Il cambio di passo renziano

Il cambio di passo renziano

 

A dispetto della sua immagine, di ciò che dice e dei suoi tweet compulsivi , Renzi non è affatto stupido, e in questi giorni ne abbiamo avuto una decisiva conferma. La nomina di Federica Mogherini a rappresentante della politica estera dell’Unione Europa è un fatto importante, da non sottovalutare, che descrive la capacità di Renzi di leggere le dinamiche politiche molto al di là di quanto potevamo immaginare. Insomma Renzi, a differenza di Berlusconi, Bersani o Letta, può essere politicamente un problema rilevante, e sarebbe opportuno rendercene conto prima di continuare a banalizzarlo (come anche noi in passato abbiamo fatto) quale ennesimo tentativo del PD di trovare il leader “giovanilista” di turno.

I vari commentatori politici e mediatici, anche rilevanti, stanno nei fatti sottovalutando l’operazione Mogherini, descrivendola come manovra più scenografica che di sostanza. E’ vero l’esatto contrario. Oggi il rafforzamento dell’Unione Europa passa attraverso un ruolo politico più che economico. E questo ruolo, che ambisce a diventare coerentemente imperialista, passa attraverso un cambio di passo della propria politica estera. La politica estera della UE è il campo di battaglia nel quale si misureranno le capacità dei singoli Stati di portare avanti la costruzione del polo imperialista, al di là dei particolarismi nazionali. Soprattutto in questa fase storico-politica, dove l’egemonia statunitense dovrà fare i conti sempre più con una intrinseca mancanza di strategia (come confermato dalle recenti dichiarazioni di Obama), e un protagonismo internazionale di attori regionali sempre più decisi a ritagliarsi un ruolo di primo piano nei vari settori geopolitici d’interesse. Siamo di fronte ad un vuoto di egemonia politica sullo scacchiere internazionale, e l’Unione Europea punta a colmare questo vuoto. O meglio, deve colmare questo vuoto, pena la perdita di rilevanza strategica. Una traiettoria tutta da tracciare, e che però è bene farlo tenendo le redini della direzione e non subendola vedendosi emarginato dalle situazioni che contano. Renzi ha capito questo, e dal minuto successivo alla sua vittoria elettorale ha puntato tutto sulla figura del “ministro degli esteri” della UE, cioè della figura politicamente più rilevante in questo momento presente nella costruzione del progetto europeista, perché quella da definire e attorno a cui prenderà vita l’accelerazione accentratrice del polo UE.
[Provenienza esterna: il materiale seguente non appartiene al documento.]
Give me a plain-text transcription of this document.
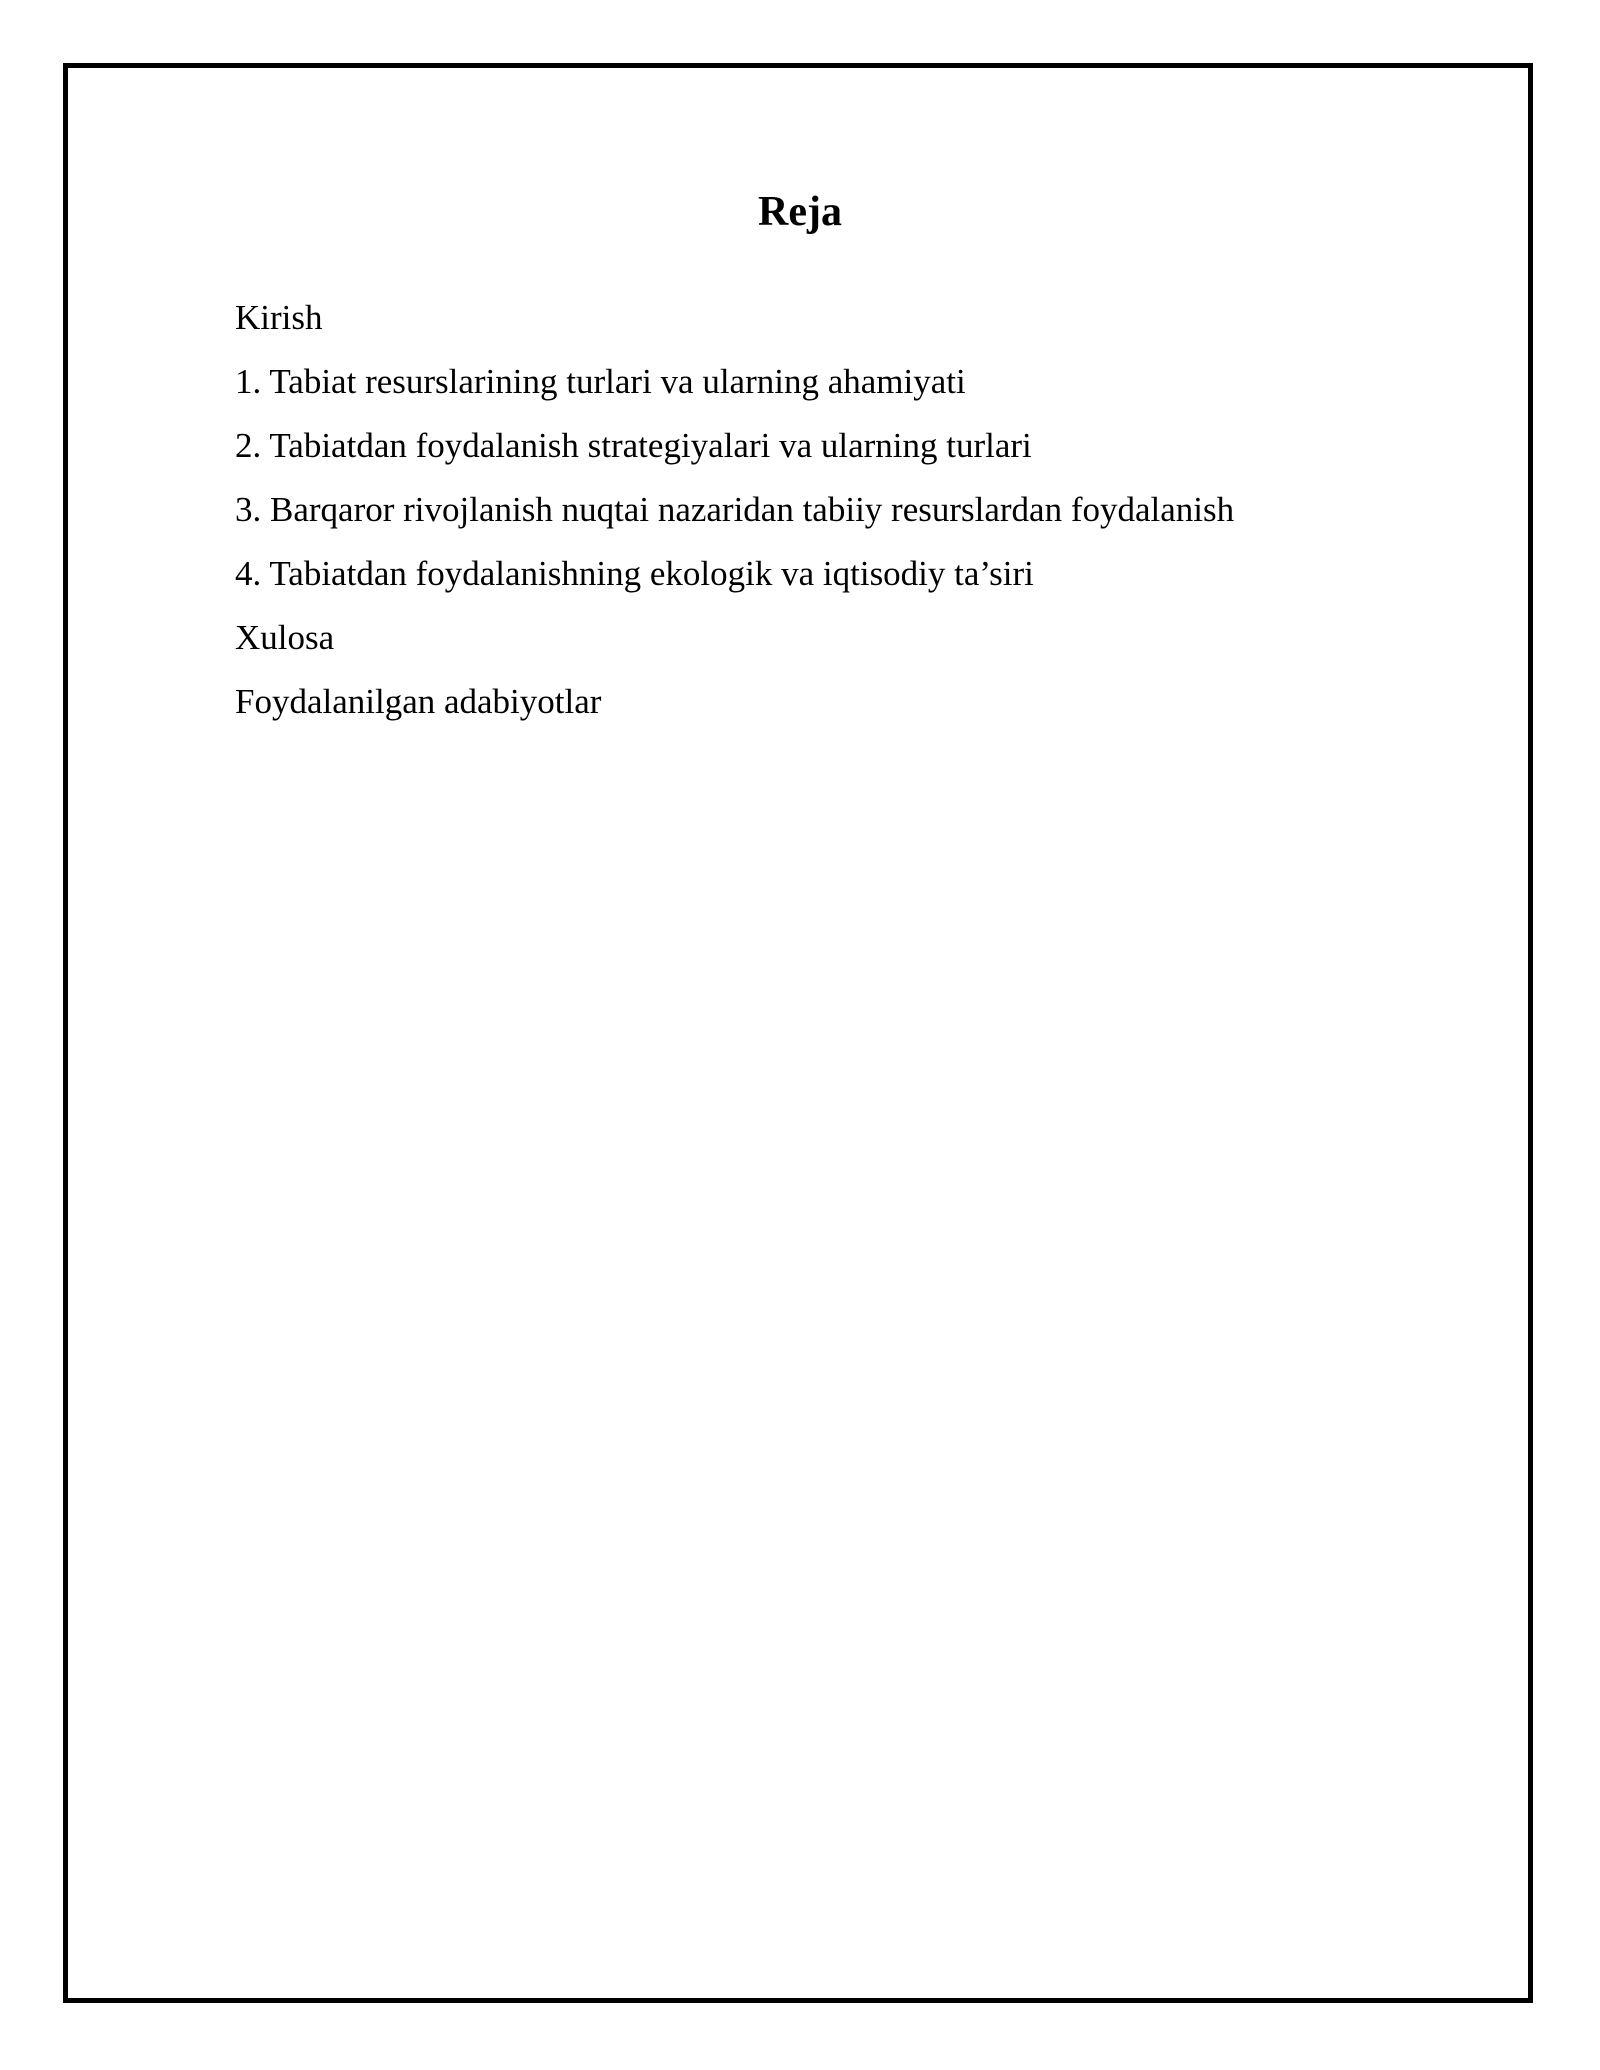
Reja
Kirish
1. Tabiat resurslarining turlari va ularning ahamiyati
2. Tabiatdan foydalanish strategiyalari va ularning turlari
3. Barqaror rivojlanish nuqtai nazaridan tabiiy resurslardan foydalanish
4. Tabiatdan foydalanishning ekologik va iqtisodiy ta’siri
Xulosa
Foydalanilgan adabiyotlar
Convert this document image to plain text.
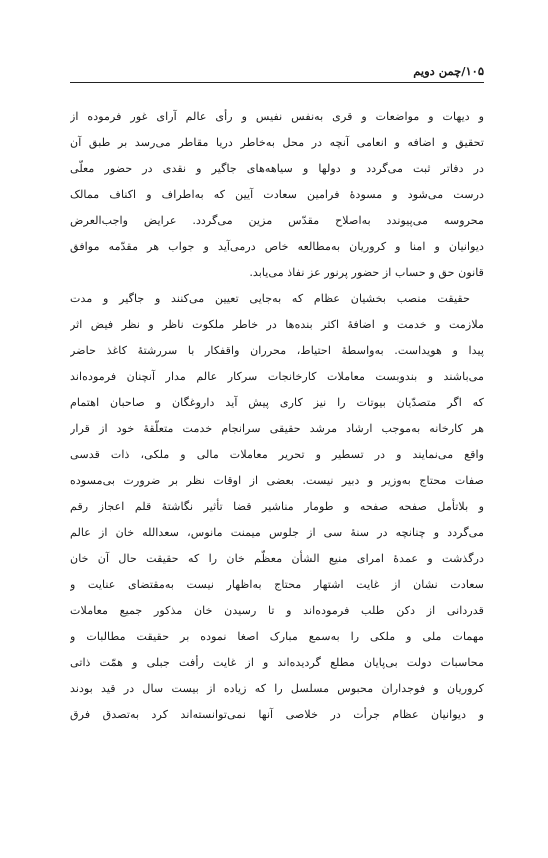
۱۰۵/چمن دویم
و دیهات و مواضعات و قری به‌نفس نفیس و رأی عالم آرای غور فرموده از
تحقیق و اضافه و انعامی آنچه در محل به‌خاطر دریا مقاطر می‌رسد بر طبق آن
در دفاتر ثبت می‌گردد و دولها و سیاهه‌های جاگیر و نقدی در حضور معلّی
درست می‌شود و مسودهٔ فرامین سعادت آیین که به‌اطراف و اکناف ممالک
محروسه می‌پیوندد به‌اصلاح مقدّس مزین می‌گردد. عرایض واجب‌العرض
دیوانیان و امنا و کروریان به‌مطالعه خاص درمی‌آید و جواب هر مقدّمه موافق
قانون حق و حساب از حضور پرنور عز نفاذ می‌یابد.
حقیقت منصب بخشیان عظام که به‌جایی تعیین می‌کنند و جاگیر و مدت
ملازمت و خدمت و اضافهٔ اکثر بنده‌ها در خاطر ملکوت ناظر و نظر فیض اثر
پیدا و هویداست. به‌واسطهٔ احتیاط، محرران واقفکار با سررشتهٔ کاغذ حاضر
می‌باشند و بندوبست معاملات کارخانجات سرکار عالم مدار آنچنان فرموده‌اند
که اگر متصدّیان بیوتات را نیز کاری پیش آید داروغگان و صاحبان اهتمام
هر کارخانه به‌موجب ارشاد مرشد حقیقی سرانجام خدمت متعلّقهٔ خود از قرار
واقع می‌نمایند و در تسطیر و تحریر معاملات مالی و ملکی، ذات قدسی
صفات محتاج به‌وزیر و دبیر نیست. بعضی از اوقات نظر بر ضرورت بی‌مسوده
و بلاتأمل صفحه صفحه و طومار مناشیر قضا تأثیر نگاشتهٔ قلم اعجاز رقم
می‌گردد و چنانچه در سنهٔ سی از جلوس میمنت مانوس، سعدالله خان از عالم
درگذشت و عمدهٔ امرای منیع الشأن معظّم خان را که حقیقت حال آن خان
سعادت نشان از غایت اشتهار محتاج به‌اظهار نیست به‌مقتضای عنایت و
قدردانی از دکن طلب فرموده‌اند و تا رسیدن خان مذکور جمیع معاملات
مهمات ملی و ملکی را به‌سمع مبارک اصغا نموده بر حقیقت مطالبات و
محاسبات دولت بی‌پایان مطلع گردیده‌اند و از غایت رأفت جبلی و همّت ذاتی
کروریان و فوجداران محبوس مسلسل را که زیاده از بیست سال در قید بودند
و دیوانیان عظام جرأت در خلاصی آنها نمی‌توانسته‌اند کرد به‌تصدق فرق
Controllando la principale istituzione economico-finanziaria dell’Unione Europea, quella da cui dipende, in sostanza, tutto il resto della politica economica del continente – la BCE – e ora guidando la sua politica estera, Renzi ha ritagliato all’Italia (o meglio per la sua borghesia europeista) un ruolo decisivo per lo sviluppo politico della UE. L’Italia continuerà nel suo percorso di perdita di peso economica e politica nel mondo e in Europa, inevitabile, ma allo stesso tempo Renzi rappresenta al momento, in Europa, quello con le idee più chiare in merito alla direzione politica da intraprendere. Questo fatto non va sottovalutato, e anzi sarebbe un errore imperdonabile volgarizzarlo. Troppi gli indizi a questo riguardo. Lo smarcamento dell’Italia dalla politica di chiusura verso la Russia nella crisi ucraina; il viaggio di Renzi in Iraq; l’imposizione italiana nei confronti dell’Europa sul problema migranti; l’asse con la Francia in vista di una definizione degli obiettivi politici europei. Insomma, un protagonismo davvero sui generis per un paese che conta poco e conterà sempre meno nello scacchiere internazionale, e che vede apparentemente più impellenti i propri problemi economici.

Renzi ci sembra aver capito una cosa. Sebbene saldo dal punto di vista economico e omogeneo nella visione di fondo ideologica, il progetto europeista ha bisogno di una sterzata politica non indifferente, perché la UE manca ancora di una cosa: un proprio ruolo specifico nel mondo, pari almeno alla sua forza economica, e che possa cementare proprio questa forza economica. E’ questo il progetto dell’èlite dominante europea, quella borghesia transnazionale di cui Renzi incarna lo spirito più cosciente e più predisposto alle fughe in avanti. Il fatto di essere riuscito nella sua manovra ne conferma anche la sua capacità, e questa sua forza sarà un problema soprattutto per quelle forze di sinistra che continueranno a porsi sullo stesso piano politico, e che le vedrà sempre perdenti. Combattere Renzi non sarà facile, servirà un cambio di paradigma e un salto culturale non indifferente, tutte cose che al momento non si intravedono all’orizzonte.